# Another try



## dirtsailor2003 (Feb 16, 2017)

Here we go. Target temp is going to be 183. Cook time 1.5 hours.








More to come.


Sent from my iPhone using Tapatalk


----------



## gr0uch0 (Feb 16, 2017)

Oh, no, not again...
	

	
	
		
		



		
		
	


	





Hasn't Groundhog Day already come and gone??  We're stuck in a bad Bill Murray loop.


----------



## dirtsailor2003 (Feb 16, 2017)

Okay, the Sous vide may be the best way to cook whole artichokes. Just plain whole chokes. Nothing added to the bag. I was a bit disappointed that the color wasn't bright green like others have claimed when Sous Vide cooking them. I think they cheated and added a little help into the bag. As with most things I do I wanted to do the unadulterated version first so I can test against it. 

In my research 183-185 was the recommended temp. Times varied from 30-90 minutes.some halved some whole. I went with 183 and 90 minutes. For the most part the choke was done. Another 30 minutes would have been perfect. 

2 hours is longer than steaming or boiling, but the texture was definitely better. 

With that here's the pics. Chokes, always a good way to eat butter.


























Sent from my iPhone using Tapatalk


----------



## SmokinAl (Feb 17, 2017)

I'm with you on the veggie thing with SV.

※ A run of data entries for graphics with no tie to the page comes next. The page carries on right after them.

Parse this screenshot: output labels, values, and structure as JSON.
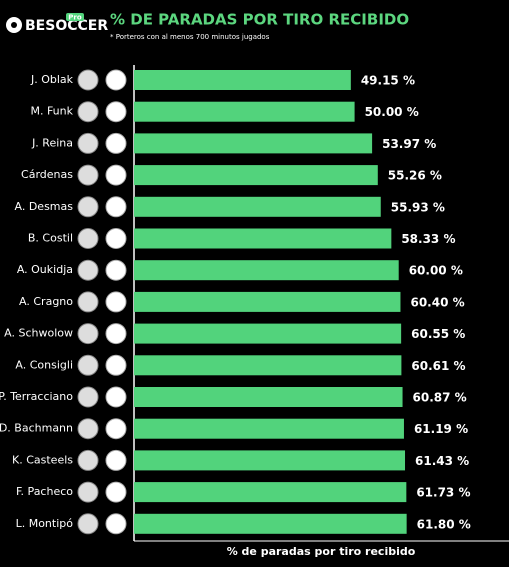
{
  "logo": "BESOCCER",
  "logo_badge": "Pro",
  "chart_data": {
    "type": "barh",
    "title": "% DE PARADAS POR TIRO RECIBIDO",
    "subtitle": "* Porteros con al menos 700 minutos jugados",
    "x_label": "% de paradas por tiro recibido",
    "categories": [
      "J. Oblak",
      "M. Funk",
      "J. Reina",
      "Cárdenas",
      "A. Desmas",
      "B. Costil",
      "A. Oukidja",
      "A. Cragno",
      "A. Schwolow",
      "A. Consigli",
      "P. Terracciano",
      "D. Bachmann",
      "K. Casteels",
      "F. Pacheco",
      "L. Montipó"
    ],
    "values": [
      49.15,
      50.0,
      53.97,
      55.26,
      55.93,
      58.33,
      60.0,
      60.4,
      60.55,
      60.61,
      60.87,
      61.19,
      61.43,
      61.73,
      61.8
    ],
    "value_labels": [
      "49.15 %",
      "50.00 %",
      "53.97 %",
      "55.26 %",
      "55.93 %",
      "58.33 %",
      "60.00 %",
      "60.40 %",
      "60.55 %",
      "60.61 %",
      "60.87 %",
      "61.19 %",
      "61.43 %",
      "61.73 %",
      "61.80 %"
    ],
    "color": "#52d37c",
    "xlim": [
      0,
      85
    ]
  }
}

Brussel sprouts & corn on the cob are both killer good!

Al


----------



## chef jimmyj (Feb 17, 2017)

Interesting and tasty, I'm sure. We likes 'em Stuffed around here...JJ


----------



## bellaru (Feb 18, 2017)

Looks good
Added to the list


----------



## smokeymose (Feb 24, 2017)

Never tasted an Artichoke, though they have them at the groceries. I'm going to give it a go.
I can see the Mrs's eyes rolling already...


----------